Quanto aos últimos tempos, Marco assinala que a pandemia foi trágica para o setor: “A frota do marisco parou, mas nós continuámos, mesmo com quebras brutais. E mesmo agora isto não está a ser nada do que deveria ser, está a ser muito mais fraco do que no ano passado por esta altura, apesar de estarmos já no verão”.


Com a frota praticamente parada, a lota de Vila Real manteve os portões abertos mas não trabalhou, na prática, durante o confinamento, parou a 20 de março. “Estava fisicamente aberta, mas não havia leilão, porque não havia produto nem compradores”, esclareceu Alcina de Sousa ao JA. “Em meados de março, os armadores desistiram do marisco, devido aos preços muito baixos a que o conseguiam pôr em lota, pois não havia procura. Acabaram por deixar de ir ao mar”.


Devido à pandemia, no quadriénio de janeiro a abril a lota de VRSA teve uma quebra de 36% em volume de pescado e 43% em valor, face ao período homólogo do ano anterior, segundo dados disponibilizados pela Docapesca ao JA.

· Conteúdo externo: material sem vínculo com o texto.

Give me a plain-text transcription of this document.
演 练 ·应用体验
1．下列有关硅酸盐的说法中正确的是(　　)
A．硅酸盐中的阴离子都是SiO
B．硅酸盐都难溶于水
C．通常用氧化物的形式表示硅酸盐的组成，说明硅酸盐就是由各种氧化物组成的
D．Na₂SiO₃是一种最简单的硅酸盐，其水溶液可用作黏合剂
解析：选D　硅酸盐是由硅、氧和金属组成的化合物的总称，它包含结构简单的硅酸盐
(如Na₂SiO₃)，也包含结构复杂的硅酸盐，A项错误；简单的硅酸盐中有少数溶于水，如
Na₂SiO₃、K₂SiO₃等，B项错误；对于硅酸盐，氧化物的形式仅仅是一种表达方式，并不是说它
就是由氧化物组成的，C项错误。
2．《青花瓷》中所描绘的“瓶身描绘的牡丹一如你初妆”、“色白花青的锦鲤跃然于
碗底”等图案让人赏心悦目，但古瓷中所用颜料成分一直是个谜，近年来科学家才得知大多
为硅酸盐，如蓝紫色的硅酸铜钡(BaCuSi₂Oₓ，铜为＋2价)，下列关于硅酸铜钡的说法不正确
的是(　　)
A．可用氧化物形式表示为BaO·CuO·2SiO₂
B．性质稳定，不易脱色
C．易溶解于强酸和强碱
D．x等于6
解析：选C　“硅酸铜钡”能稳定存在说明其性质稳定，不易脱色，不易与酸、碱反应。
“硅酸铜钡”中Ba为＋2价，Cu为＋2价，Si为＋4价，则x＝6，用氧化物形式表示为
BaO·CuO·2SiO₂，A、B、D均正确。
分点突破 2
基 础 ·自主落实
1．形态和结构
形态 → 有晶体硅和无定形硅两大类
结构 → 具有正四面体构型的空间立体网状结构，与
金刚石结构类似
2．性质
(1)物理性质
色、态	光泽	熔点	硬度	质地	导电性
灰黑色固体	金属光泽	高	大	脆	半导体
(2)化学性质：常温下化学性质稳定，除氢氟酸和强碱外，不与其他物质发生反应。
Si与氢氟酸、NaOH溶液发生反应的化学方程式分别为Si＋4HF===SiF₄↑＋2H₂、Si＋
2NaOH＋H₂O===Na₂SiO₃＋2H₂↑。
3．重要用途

O marisco que chega de carrinha


Durante o confinamento, José Manuel (conhecido por Zé Manel), 67 anos, motorista e representante de uma empresa de armação, dedicava-se em exclusivo a ir “ver se os barcos estavam bem amarrados. E tinha sempre papelada para tratar no escritório da empresa”.


“Hoje cheguei de Sagres, mas posso vir de Sines, Sesimbra, Olhão, Portimão, nos postos em que o barco entrar. O armador é espanhol e a empresa é portuguesa, eu sou o representante. Não temos só um barco, temos dois. O meu filho é o ajudante. Faço isto há 22 anos”.

Zé Manel, representante de armador e motorista


Zé Manel quer ser o primeiro a descarregar, o que só pode acontecer se chegar à lota por volta das 2:30 da manhã. Ainda assim, muitas vezes, dá tempo para ir dormir a casa, em VRSA: “O barco não tem horário para entrar. Se eu pretender que o barco entre às 11 da noite, entra, ou às 3 da tarde. Se o barco chegar às 9 da noite a Sines, carrego, saio de lá às 9h30, chego aqui à meia-noite, 1h00 da manhã. Se me dá tempo durmo em casa até às 2:30 ou 3:00. Depois, se chegar em primeiro aqui sou o primeiro a vender, se chegar em 10.º tenho que esperar pela minha vez para descarregar e consoante a descarga assim é a venda, rende mais ou menos. Vendo mais caro se chegar mais cedo. Se houver muito marisco e eu entrar muito tarde, a venda cai”, explica o motorista em pleno cais, finalmente liberto da máscara e da venda do dia, já com o sol refletindo-se todo no Guadiana.


À hora a que nos fala Zé Manel, ainda há espanhóis dentro do edifício inaugurado há duas décadas, frente a uma bancada de cadeiras, se possível ainda mais vazias, empurrados contra o varandim pela própria vontade de divisar a qualidade do pescado, dedo em riste sobre o botão. São 7h30 da manhã, é segunda-feira.